Os mesmos eu querem um país governado à margem de regras constitucionais são os grandes defensores do consenso, o mesmo presidente que nada faz para defender ou fazer cumprir a Constituição é o campeão da promoção do diálogo. Há aqui qualquer coisa de errado, é a Constituição é um conjunto de regras que resultaram de um consenso alargado, isto é, os grandes defensores do consenso são os que recusam as regras de um consenso social e político com décadas.
Como é possível chegar a um consenso com quem desrespeita aquilo que já é consensual e que resultou de um acordo no passado, como é possível confiar num acordo com gente que desrespeita os acordos que assinou no passado? Como é possível acreditar nos acordos promovidos por um Presidente que ignora os acordos com base nos quais funciona a democracia?
No tempo em que o ministro Vítor Gaspar era a top model que abria as passagens de moda dos estilistas alemães da austeridade ninguém falava em consenso, Cavaco Silva não andava preocupado com o pós troika e prometia crescimento a toda a hora, primeiro para o segundo semestre de 2011, depois para o mesmo semestre de 2012 e assim sucessivamente. O país está assistindo a um espectáculo pouco digno, governo e presidente juntam-se numa manobra de propaganda que designam por diálogo e que visa transferir para a oposição as responsabilidades pelos seus falhanços.

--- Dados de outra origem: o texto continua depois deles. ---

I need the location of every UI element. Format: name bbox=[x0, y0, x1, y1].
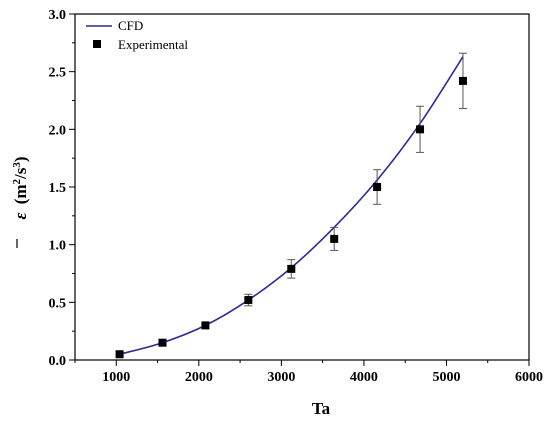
experimental-point bbox=[416, 125, 425, 134]
legend-cfd-label: CFD bbox=[118, 18, 143, 33]
y-axis-units-mid: /s bbox=[11, 167, 30, 180]
y-tick-label: 2.5 bbox=[49, 66, 67, 81]
y-tick-label: 3.0 bbox=[49, 8, 67, 23]
y-axis-label: ε (m2/s3) bbox=[11, 156, 30, 219]
cfd-line bbox=[119, 56, 464, 356]
legend: CFD Experimental bbox=[86, 18, 188, 52]
experimental-point bbox=[458, 76, 467, 85]
x-tick-label: 1000 bbox=[102, 370, 130, 385]
y-axis-symbol: ε bbox=[11, 213, 30, 220]
x-tick-label: 5000 bbox=[432, 370, 460, 385]
y-axis-units: (m bbox=[11, 184, 30, 204]
legend-experimental-swatch bbox=[93, 40, 101, 48]
y-tick-label: 1.0 bbox=[49, 239, 67, 254]
legend-experimental-label: Experimental bbox=[118, 37, 188, 52]
y-tick-label: 1.5 bbox=[49, 181, 67, 196]
experimental-point bbox=[330, 234, 339, 243]
x-tick-label: 6000 bbox=[515, 370, 543, 385]
experimental-point bbox=[244, 296, 253, 305]
experimental-point bbox=[373, 183, 382, 191]
y-tick-label: 0.5 bbox=[49, 296, 67, 311]
y-axis-units-end: ) bbox=[11, 156, 30, 162]
experimental-point bbox=[158, 338, 167, 347]
experimental-point bbox=[201, 321, 210, 330]
plot-layer: 1000 2000 3000 4000 5000 6000 0.0 0.5 1.0 1.5 2.0 2… bbox=[49, 8, 544, 385]
x-tick-label: 4000 bbox=[350, 370, 378, 385]
svg-text:ε (m2/s3): ε (m2/s3) bbox=[11, 156, 30, 219]
y-axis-units-sup2: 3 bbox=[11, 162, 23, 168]
experimental-point bbox=[115, 350, 124, 359]
y-axis-units-sup1: 2 bbox=[11, 178, 23, 184]
y-tick-label: 0.0 bbox=[49, 354, 67, 369]
x-axis-label: Ta bbox=[312, 399, 331, 418]
x-tick-label: 2000 bbox=[185, 370, 213, 385]
y-tick-label: 2.0 bbox=[49, 123, 67, 138]
experimental-point bbox=[287, 264, 296, 273]
x-tick-label: 3000 bbox=[267, 370, 295, 385]
plot-frame bbox=[74, 13, 530, 361]
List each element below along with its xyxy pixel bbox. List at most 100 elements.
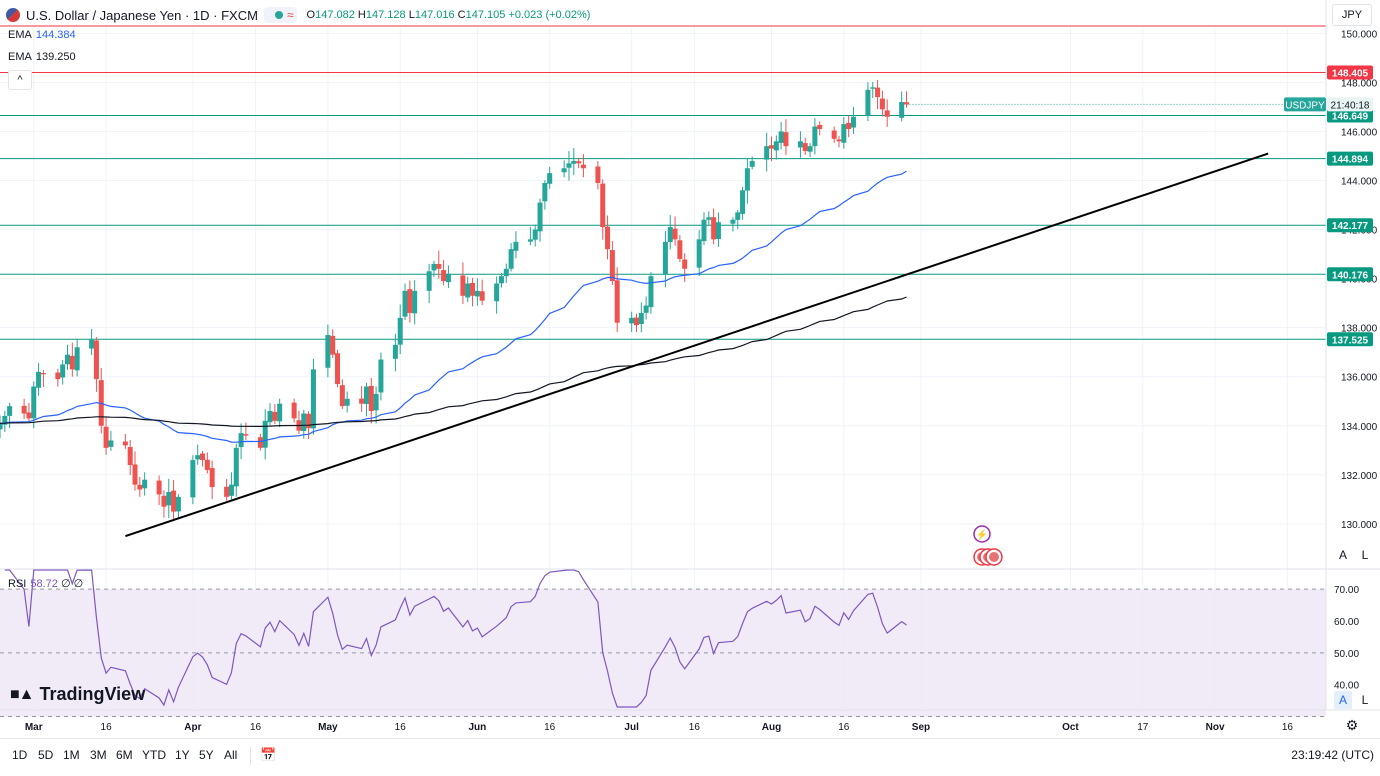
price-tick-label: 134.000 (1341, 422, 1378, 433)
candle-body (132, 464, 138, 485)
rsi-legend[interactable]: RSI 58.72 ∅ ∅ (8, 577, 83, 590)
candle-body (402, 290, 408, 317)
time-tick-label: 16 (838, 722, 850, 733)
symbol-title[interactable]: U.S. Dollar / Japanese Yen · 1D · FXCM (26, 7, 258, 23)
candle-body (470, 282, 476, 296)
candle-body (696, 239, 702, 268)
tradingview-logo[interactable]: ■▲ TradingView (10, 684, 145, 705)
timeframe-3m[interactable]: 3M (90, 748, 107, 762)
candle-body (576, 161, 582, 164)
log-scale-button[interactable]: L (1356, 546, 1374, 564)
time-tick-label: Nov (1206, 722, 1225, 733)
timeframe-1d[interactable]: 1D (12, 748, 28, 762)
candle-body (161, 495, 167, 507)
candle-body (306, 413, 312, 429)
candle-body (571, 160, 577, 164)
rsi-auto-scale-button[interactable]: A (1334, 691, 1352, 709)
candle-body (797, 141, 803, 148)
market-status-pill[interactable]: ≈ (263, 7, 297, 23)
collapse-legend-button[interactable]: ^ (8, 70, 32, 90)
timeframe-1y[interactable]: 1Y (175, 748, 190, 762)
lightning-icon-glyph: ⚡ (976, 528, 988, 541)
time-tick-label: 16 (101, 722, 113, 733)
candle-body (648, 276, 654, 308)
rsi-value: 58.72 (30, 578, 58, 590)
countdown-tag (1327, 97, 1373, 112)
time-tick-label: 16 (689, 722, 701, 733)
currency-button[interactable]: JPY (1332, 4, 1372, 26)
price-level-tag-label: 137.525 (1332, 335, 1369, 346)
candle-body (36, 371, 42, 388)
ema-slow-line (0, 296, 907, 428)
auto-scale-button[interactable]: A (1334, 546, 1352, 564)
candle-body (65, 354, 71, 365)
time-tick-label: 16 (250, 722, 262, 733)
candle-body (373, 393, 379, 411)
time-tick-label: Apr (184, 722, 201, 733)
ema-fast-legend[interactable]: EMA 144.384 (8, 29, 76, 41)
rsi-log-scale-button[interactable]: L (1356, 691, 1374, 709)
candle-body (0, 423, 3, 430)
candle-body (711, 217, 717, 240)
ema-slow-legend[interactable]: EMA 139.250 (8, 51, 76, 63)
bottom-toolbar: 1D 5D 1M 3M 6M YTD 1Y 5Y All 📅 23:19:42 (UTC) (0, 738, 1380, 773)
candle-body (21, 405, 27, 414)
low-value: 147.016 (414, 9, 455, 21)
timeframe-5y[interactable]: 5Y (199, 748, 214, 762)
candle-body (103, 426, 109, 448)
ema-fast-label: EMA (8, 29, 32, 41)
candle-body (74, 347, 80, 371)
price-level-tag-label: 142.177 (1332, 221, 1369, 232)
time-tick-label: 16 (544, 722, 556, 733)
candle-body (224, 486, 230, 497)
lightning-icon (973, 525, 991, 543)
candle-body (498, 276, 504, 284)
candle-body (643, 305, 649, 313)
candle-body (638, 312, 644, 325)
candle-body (503, 268, 509, 277)
candle-body (773, 141, 779, 151)
timeframe-all[interactable]: All (224, 748, 238, 762)
candle-body (749, 160, 755, 167)
timeframe-1m[interactable]: 1M (63, 748, 80, 762)
candle-body (60, 364, 66, 378)
candle-body (93, 340, 99, 380)
usdjpy-chart-svg[interactable]: 130.000132.000134.000136.000138.000140.0… (0, 0, 1380, 738)
candle-body (267, 411, 273, 423)
clock[interactable]: 23:19:42 (UTC) (1291, 748, 1374, 762)
candle-body (137, 484, 143, 490)
candle-body (89, 339, 95, 349)
candle-body (595, 166, 601, 183)
candle-body (783, 132, 789, 147)
candle-body (108, 440, 114, 447)
gear-icon[interactable]: ⚙ (1345, 716, 1359, 733)
candle-body (605, 226, 611, 250)
candle-body (310, 369, 316, 429)
candle-body (629, 317, 635, 324)
timeframe-ytd[interactable]: YTD (142, 748, 166, 762)
time-tick-label: Sep (912, 722, 930, 733)
candle-body (614, 280, 620, 323)
price-level-tag (1327, 151, 1373, 166)
candle-body (171, 490, 177, 512)
candle-body (600, 183, 606, 228)
open-value: 147.082 (315, 9, 355, 21)
candle-body (817, 124, 823, 130)
calendar-icon[interactable]: 📅 (260, 747, 277, 762)
candle-body (802, 143, 808, 152)
candle-body (836, 139, 842, 142)
usd-jpy-flag-icon (6, 8, 20, 22)
candle-body (846, 122, 852, 130)
candle-body (904, 102, 910, 105)
timeframe-5d[interactable]: 5D (38, 748, 54, 762)
timeframe-6m[interactable]: 6M (116, 748, 133, 762)
high-value: 147.128 (365, 9, 406, 21)
candle-body (262, 420, 268, 448)
low-label: L (408, 9, 415, 21)
candle-body (441, 270, 447, 282)
candle-body (272, 411, 278, 421)
rsi-extra: ∅ ∅ (60, 578, 84, 590)
candle-body (291, 402, 297, 419)
candle-body (701, 219, 707, 242)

O mesmo governo que inventou desvios colossais para justificar mais austeridade, que renegociou sucessivamente o memorando sem dar conta a todas as partes, que ainda há poucos meses exibia o sucesso da ida aos mercados e se colava à Irlanda enquanto ofendia a Grécia com declarações públicas de dignidade duvidosa, que dizia ser mais celta do que grego, quer agora encobrir o seu fracasso sob forma de um segundo resgate disfarçado e apoiado em mais austeridade que, aliás, a troika já tem vindo a sugerir para 2014 e 2015. De celtas só temos verdadeiros druidas, até temos uma santinha na Horta Seca que não se cansa de anunciar milagres.
A fantochada é tal que esta nova tentativa de consenso começou com o guião do CDS para a reforma do Estado e acabou com a necessidade de um acordo em torno das medidas de austeridade que viabilizem um segundo resgate. À beira do falhanço perceberam que o país tem uma Constituição, que há um Tribunal Constitucional, que existem forças armadas e que o povo não está disposto a regressar à ditadura.
O consenso de que a direita , governo e presidente da República falam não é mais do que uma tentativa de transformação do parlamento numa Assembleia Nacional onde o chamado "arco da governação" seria convertido numa União Nacional, cabendo ao PS o papel inútil de ala liberal e os restantes partidos seriam ignorados, como se não existissem. Os consensos não servem para transformar democracias em ditaduras mal disfarçadas.